The Willamette Valley is not known for winter white, snow rarely falls. And yet, still, white is the color of the season, the color that brings gladness and cheer. The white of snowberries (Symphoricarpos albus) reigns this month throughout grand woodland gardens, wild forests, and small shady beds like my own. Popcorn clusters of snow perch and bobble on thinnest stems, chubby berries for winter decor. Snowberries may be ubiquitous, common, overly abundant and so, ignored, but not if you pay attention, not if you appreciate the gifts of nature, the wild offerings of cheer for the holidays. The longest night of the year brings starlight to the shade in the form of berries. Winter Solstice is dark so that we can better appreciate small orbs of white, like hope, like joy, and simple beauty.

 

 

Noticing the heartening effect of white snowberries in my garden, I see again and again, other white beauties shining through the gloom: the near-white of lichen-covered treetops; white frost tracing the heart-shape of cottonwood leaf margins, frost furring the veins; white mushroom umbrella sheltering fallen leaves; white waves of slender ‘Frosted Curls’ sedge; speckles of white illuminating evergreen Pulmonaria leaves; white patched bark of alder and fig; a single pure white great egret meditating at water’s edge; my white dog happy to be out in it all; and me in white Gore-tex rejoicing at her side.

 

 

The advice for winter garden interest is dominated by evergreens: conifers and camellias, hellebores and ferns. Under a lidded sky the heaviness of these classics weighs darker still. Brighten with snowberries. Every garden has room for some—shade plant, drought tolerant, native habitat-maker. Just don’t place them in the darkest corner, not in a spot without a dapple of summer sun. To flower and then to fruit, a bit of light is necessary. Oh, and the flowers are so sweet: little bells of nectar for hummingbird and bees. And the mitten leaves so fresh blue-green edged plum in spring. Watch the berries hang for months until freezing temperatures mellow them for birds like frost sweetens squash and kale for us. Towhees, robins, thrushes, and waxwings descend to clean every twig for their late winter feast.

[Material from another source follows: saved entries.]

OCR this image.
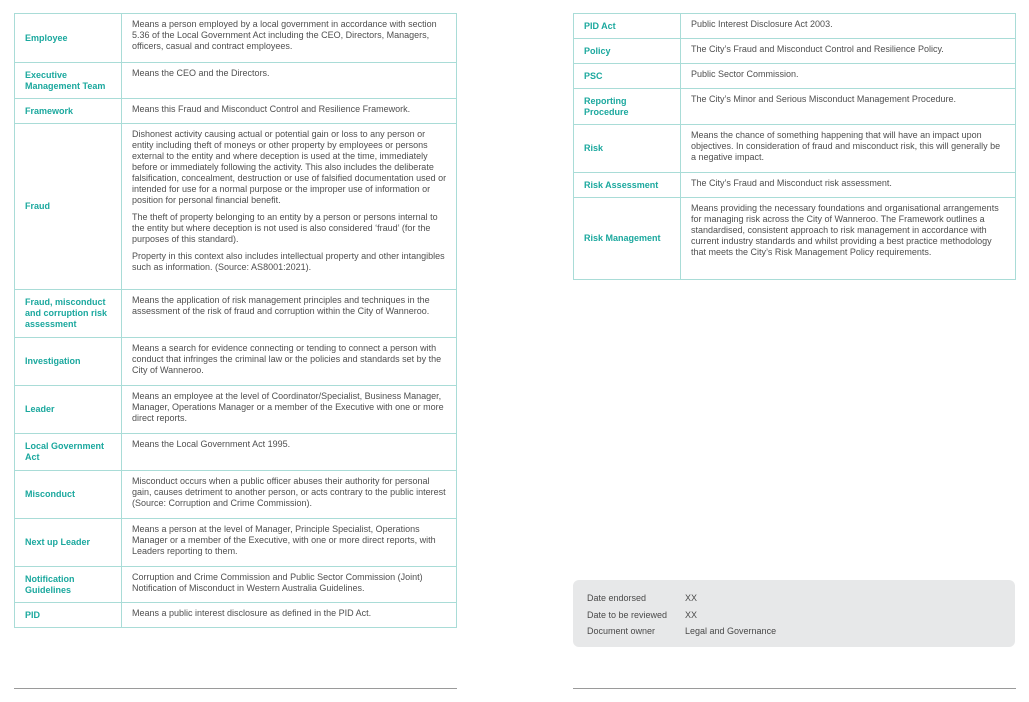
Employee	Means a person employed by a local government in accordance with section 5.36 of the Local Government Act including the CEO, Directors, Managers, officers, casual and contract employees.

Executive Management Team	Means the CEO and the Directors.

Framework	Means this Fraud and Misconduct Control and Resilience Framework.

Fraud	Dishonest activity causing actual or potential gain or loss to any person or entity including theft of moneys or other property by employees or persons external to the entity and where deception is used at the time, immediately before or immediately following the activity. This also includes the deliberate falsification, concealment, destruction or use of falsified documentation used or intended for use for a normal purpose or the improper use of information or position for personal financial benefit.

The theft of property belonging to an entity by a person or persons internal to the entity but where deception is not used is also considered ‘fraud’ (for the purposes of this standard).

Property in this context also includes intellectual property and other intangibles such as information. (Source: AS8001:2021).

Fraud, misconduct and corruption risk assessment	Means the application of risk management principles and techniques in the assessment of the risk of fraud and corruption within the City of Wanneroo.

Investigation	Means a search for evidence connecting or tending to connect a person with conduct that infringes the criminal law or the policies and standards set by the City of Wanneroo.

Leader	Means an employee at the level of Coordinator/Specialist, Business Manager, Manager, Operations Manager or a member of the Executive with one or more direct reports.

Local Government Act	Means the Local Government Act 1995.

Misconduct	Misconduct occurs when a public officer abuses their authority for personal gain, causes detriment to another person, or acts contrary to the public interest (Source: Corruption and Crime Commission).

Next up Leader	Means a person at the level of Manager, Principle Specialist, Operations Manager or a member of the Executive, with one or more direct reports, with Leaders reporting to them.

Notification Guidelines	Corruption and Crime Commission and Public Sector Commission (Joint) Notification of Misconduct in Western Australia Guidelines.

PID	Means a public interest disclosure as defined in the PID Act.

PID Act	Public Interest Disclosure Act 2003.

Policy	The City’s Fraud and Misconduct Control and Resilience Policy.

PSC	Public Sector Commission.

Reporting Procedure	The City’s Minor and Serious Misconduct Management Procedure.

Risk	Means the chance of something happening that will have an impact upon objectives. In consideration of fraud and misconduct risk, this will generally be a negative impact.

Risk Assessment	The City’s Fraud and Misconduct risk assessment.

Risk Management	Means providing the necessary foundations and organisational arrangements for managing risk across the City of Wanneroo. The Framework outlines a standardised, consistent approach to risk management in accordance with current industry standards and whilst providing a best practice methodology that meets the City’s Risk Management Policy requirements.

Date endorsed	XX
Date to be reviewed	XX
Document owner	Legal and Governance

Plant snowberries in mass on a slope to hold the ground. Place them to give privacy to a quiet seating area or to screen an ugly shed. Let them grow tall and spread wide with suckers or trim them lower to open a view overtop and dig out their runners as Christmas gifts for friends. Layer snowberries beneath the dry shade of Doug fir. Create a mixed hedge with Oregon grape and osoberry. Accompany them with hardy fuchsia and dress their ankles with wood sorrel and wild ginger.

 

 

The morning I stopped in aesthetic arrest to admire the glow of white in my garden gave me a feeling of quiet promise, something easing and shifting as it does after the hoopla of holiday hustle. The white in early winter assures hope, lifts spirits, decorates in celebration, freshens the grays and the browns. And, importantly, to see snowberries sparkling in the winter garden draws us outdoors into the beauty of nature where we remember ourselves as part of it, connected to life in the dark season growing bright again.